Controlled rest and bunk rest are different in several ways. Generally, a ‘controlled rest’ refers to an impromptu nap (remembering the rules above) that a pilot may use to reduce tiredness. ‘Controlled rest’ is the name of a procedure used to take this nap.
‘Bunk rest’ is generally planned in advance before the flight. Bunk rest, as the name would suggest, takes place in a crew rest area onboard the aircraft. It is a method used during ultra-long-haul trips. These flights typically involve two sets of flight crew, so four pilots in total.
The flight may begin with a captain and co-pilot at the controls and the other two pilots in their bunks. After a given amount of time, the crews will switch. The pilots who were resting will come to the flight deck, well-rested, to take over the flight, while the previous pilots will now head back for their share of ‘bunk rest’. By utilising this system, operators can ensure that pilots flight duty limitations are not exceeded.
What do pilots do during a flight? are they allowed to text.. use their phone?

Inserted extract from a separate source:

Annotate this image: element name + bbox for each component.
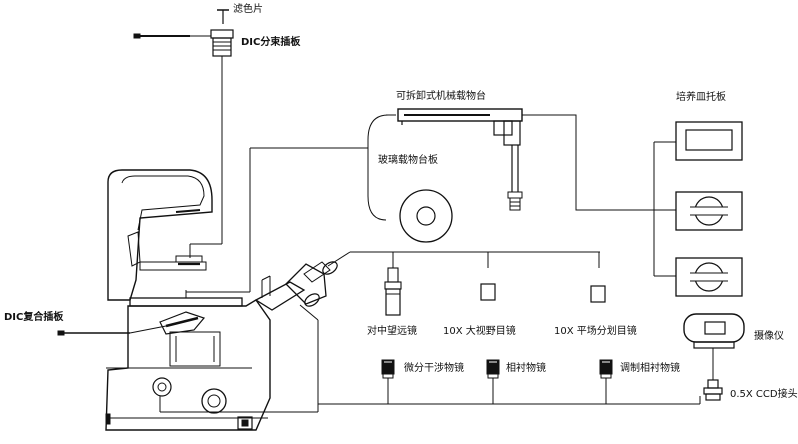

Generally, pilots are not allowed to text or use their phone in flight. Many operators even include it as part of the pre-start checklist, so? Mobile and electronic devices: Off! From a practical point of view, it shouldn’t be possible to use a phone in flight anyway, after all, there isn’t much signal at 36,000ft! That said, the views from the cockpit can be amazing. Pilots do occasionally take a quick snap on their camera.
Generally, if the flight crew are doing their job right, there are few periods where the pilots have absolutely nothing to do, as there is a lot to think about. Planning ahead is vital for commercial pilots. Quiet time is the best time to think about what is going to happen next.
All that said, there are occasions where everything is going well, and flight conditions are smooth up in the cruise. In these instances, the pilots tend to have a good chat about whatever is on their mind (usually the airline management). Often a member of the cabin crew may come in to get a little break from the demands of the passengers.
It can be a miserable experience if you are on a flight with a crew member who doesn’t talk or is in a bad mood. Some pilots bring a book to guard against such flights. However, it is worth noting that there are two pilots in the flight deck at all times, so the aircraft is always being actively monitored.
Do pilots have their own bathroom?
This is a commonly asked question, the answer to which is, no, pilots do not have their own bathroom. The cost to aircraft manufacturers to fit a bathroom in the flight deck would be astronomical. Besides which, cockpits tend to be pretty cramped, this would only be made worse if space was further reduced by a bathroom! Needless to say, the flight crew tend to pop back to the passenger bathroom nearest the flight deck if they need to ‘answer the call of nature’.
There is one exception where flight crew may be allocated a ‘crew only bathroom’. Suppose an outbreak of sickness occurs on the flight, such as food poisoning. In that case, the flight crew mustn’t be placed at risk of becoming incapacitated by being exposed to it. In this instance, a passenger bathroom would be taped off and designated as ‘crew only’.
Pilots do sleep during the flight from time to time, but only for short periods during times of relatively low workload. For longer flights, a crew may be allocated bunk rest. Generally, airlines do their utmost to reduce the possibility of a pilot flying tired. However, things like unforeseen delays or high workloads can lead to tiredness. There are systems and rules in place to ensure that when a pilot ‘catches a few Z’s’ it is done so in a safe manner.